Гуляя в Риджентс-парке по дорожке, которую он всегда выбирал из прочих, Джаспер Гвин внезапно ощутил со всей ясностью: то, чем он занимается ежедневно, зарабатывая себе на жизнь, больше ему не подходит. Эта мысль и раньше брезжила у него, но никогда не являлась в такой чистой и отточенной форме.

И вот, вернувшись домой, он уселся писать статью, потом отпечатал ее, положил в конверт и самолично, через весь город, отвез в редакцию «Гардиан». Его там знали. Время от времени он сотрудничал с этой газетой. Он спросил, нельзя ли выждать неделю, а потом уж публиковать.

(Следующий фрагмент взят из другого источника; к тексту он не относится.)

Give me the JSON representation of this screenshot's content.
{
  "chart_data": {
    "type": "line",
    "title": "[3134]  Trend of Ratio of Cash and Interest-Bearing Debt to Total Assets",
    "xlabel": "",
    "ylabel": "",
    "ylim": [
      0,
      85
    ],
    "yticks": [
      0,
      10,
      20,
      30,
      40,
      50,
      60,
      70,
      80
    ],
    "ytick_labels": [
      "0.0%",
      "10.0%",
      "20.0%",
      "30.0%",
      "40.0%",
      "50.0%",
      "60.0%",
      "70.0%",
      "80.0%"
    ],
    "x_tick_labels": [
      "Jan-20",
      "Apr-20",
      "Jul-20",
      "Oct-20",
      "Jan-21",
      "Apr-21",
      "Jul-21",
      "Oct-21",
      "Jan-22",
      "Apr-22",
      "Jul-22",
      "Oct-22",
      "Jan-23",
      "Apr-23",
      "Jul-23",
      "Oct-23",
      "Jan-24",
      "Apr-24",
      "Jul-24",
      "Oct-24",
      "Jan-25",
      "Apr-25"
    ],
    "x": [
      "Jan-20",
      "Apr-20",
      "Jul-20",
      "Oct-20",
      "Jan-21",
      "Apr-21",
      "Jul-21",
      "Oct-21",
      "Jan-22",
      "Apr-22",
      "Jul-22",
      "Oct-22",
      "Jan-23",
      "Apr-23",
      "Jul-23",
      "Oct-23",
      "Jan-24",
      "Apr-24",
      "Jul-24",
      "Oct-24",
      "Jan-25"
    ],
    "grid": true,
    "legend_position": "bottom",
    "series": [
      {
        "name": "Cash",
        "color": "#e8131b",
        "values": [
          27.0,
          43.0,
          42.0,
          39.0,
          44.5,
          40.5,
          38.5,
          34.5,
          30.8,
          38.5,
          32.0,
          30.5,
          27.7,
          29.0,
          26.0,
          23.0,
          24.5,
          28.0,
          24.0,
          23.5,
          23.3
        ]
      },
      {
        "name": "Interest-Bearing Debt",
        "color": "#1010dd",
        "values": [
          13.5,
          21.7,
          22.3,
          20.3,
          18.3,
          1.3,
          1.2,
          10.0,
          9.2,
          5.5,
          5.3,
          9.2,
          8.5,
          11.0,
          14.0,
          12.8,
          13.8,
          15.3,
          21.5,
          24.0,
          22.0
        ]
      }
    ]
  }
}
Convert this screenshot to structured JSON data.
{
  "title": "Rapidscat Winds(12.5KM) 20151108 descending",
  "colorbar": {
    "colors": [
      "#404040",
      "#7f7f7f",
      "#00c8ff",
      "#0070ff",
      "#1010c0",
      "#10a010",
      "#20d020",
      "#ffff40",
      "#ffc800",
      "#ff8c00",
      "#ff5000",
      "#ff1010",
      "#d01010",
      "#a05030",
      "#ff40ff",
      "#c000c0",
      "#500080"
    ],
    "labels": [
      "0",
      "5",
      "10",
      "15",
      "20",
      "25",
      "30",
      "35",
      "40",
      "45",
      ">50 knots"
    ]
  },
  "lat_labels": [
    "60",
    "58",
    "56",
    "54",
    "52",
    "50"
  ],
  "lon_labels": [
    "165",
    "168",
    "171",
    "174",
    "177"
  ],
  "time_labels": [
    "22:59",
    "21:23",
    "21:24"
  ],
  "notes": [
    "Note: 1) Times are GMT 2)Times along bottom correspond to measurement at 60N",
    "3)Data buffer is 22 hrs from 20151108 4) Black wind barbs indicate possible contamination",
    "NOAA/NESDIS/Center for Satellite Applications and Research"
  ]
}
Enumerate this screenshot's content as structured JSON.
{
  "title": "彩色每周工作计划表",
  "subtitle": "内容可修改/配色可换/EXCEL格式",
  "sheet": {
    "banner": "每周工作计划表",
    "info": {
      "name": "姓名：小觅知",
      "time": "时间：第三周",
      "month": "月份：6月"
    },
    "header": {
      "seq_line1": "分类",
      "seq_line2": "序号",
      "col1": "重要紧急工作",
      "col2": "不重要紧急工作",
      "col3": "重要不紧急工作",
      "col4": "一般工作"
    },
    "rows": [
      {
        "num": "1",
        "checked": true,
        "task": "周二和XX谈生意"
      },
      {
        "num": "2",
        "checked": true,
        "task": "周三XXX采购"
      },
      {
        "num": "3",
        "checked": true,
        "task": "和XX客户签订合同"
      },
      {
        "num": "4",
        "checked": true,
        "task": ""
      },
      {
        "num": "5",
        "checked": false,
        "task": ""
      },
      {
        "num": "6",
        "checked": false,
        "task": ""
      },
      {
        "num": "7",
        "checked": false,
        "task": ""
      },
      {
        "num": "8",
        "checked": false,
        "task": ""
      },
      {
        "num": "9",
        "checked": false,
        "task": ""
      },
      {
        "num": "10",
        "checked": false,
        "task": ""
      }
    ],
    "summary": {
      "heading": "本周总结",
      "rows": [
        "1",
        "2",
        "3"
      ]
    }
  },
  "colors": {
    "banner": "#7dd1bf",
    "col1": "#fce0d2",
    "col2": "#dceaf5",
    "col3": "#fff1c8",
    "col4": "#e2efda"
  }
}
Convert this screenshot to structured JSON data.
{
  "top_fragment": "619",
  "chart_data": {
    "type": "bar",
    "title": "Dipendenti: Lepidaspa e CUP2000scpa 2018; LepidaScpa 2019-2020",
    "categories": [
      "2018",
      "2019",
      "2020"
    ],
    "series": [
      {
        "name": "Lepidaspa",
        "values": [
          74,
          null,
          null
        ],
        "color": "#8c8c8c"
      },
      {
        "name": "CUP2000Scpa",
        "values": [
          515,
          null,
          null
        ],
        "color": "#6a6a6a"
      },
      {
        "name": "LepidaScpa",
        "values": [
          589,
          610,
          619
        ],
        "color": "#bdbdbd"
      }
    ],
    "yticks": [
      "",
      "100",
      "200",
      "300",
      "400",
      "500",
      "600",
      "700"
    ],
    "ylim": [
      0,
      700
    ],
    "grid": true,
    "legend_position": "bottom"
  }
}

Статья представляла собой пятьдесят два «не», перечень пятидесяти двух вещей, каких Джаспер Гвин клятвенно обещал больше никогда не делать. Первым пунктом значилось — никогда не писать статей для «Гардиан». Тринадцатым — не устраивать встреч с юношеством, притворяясь уверенным в себе. Тридцать первым — не позировать для фотографий, напустив на себя задумчивый вид и оперевшись подбородком на руку. Сорок седьмым — не относиться сердечно к коллегам, которые на деле презирают его. Последним — не писать книг. В каком-то смысле этот пункт скручивал мысленную спираль, которую мог бы оставить разомкнутой предпоследний: не публиковать книг.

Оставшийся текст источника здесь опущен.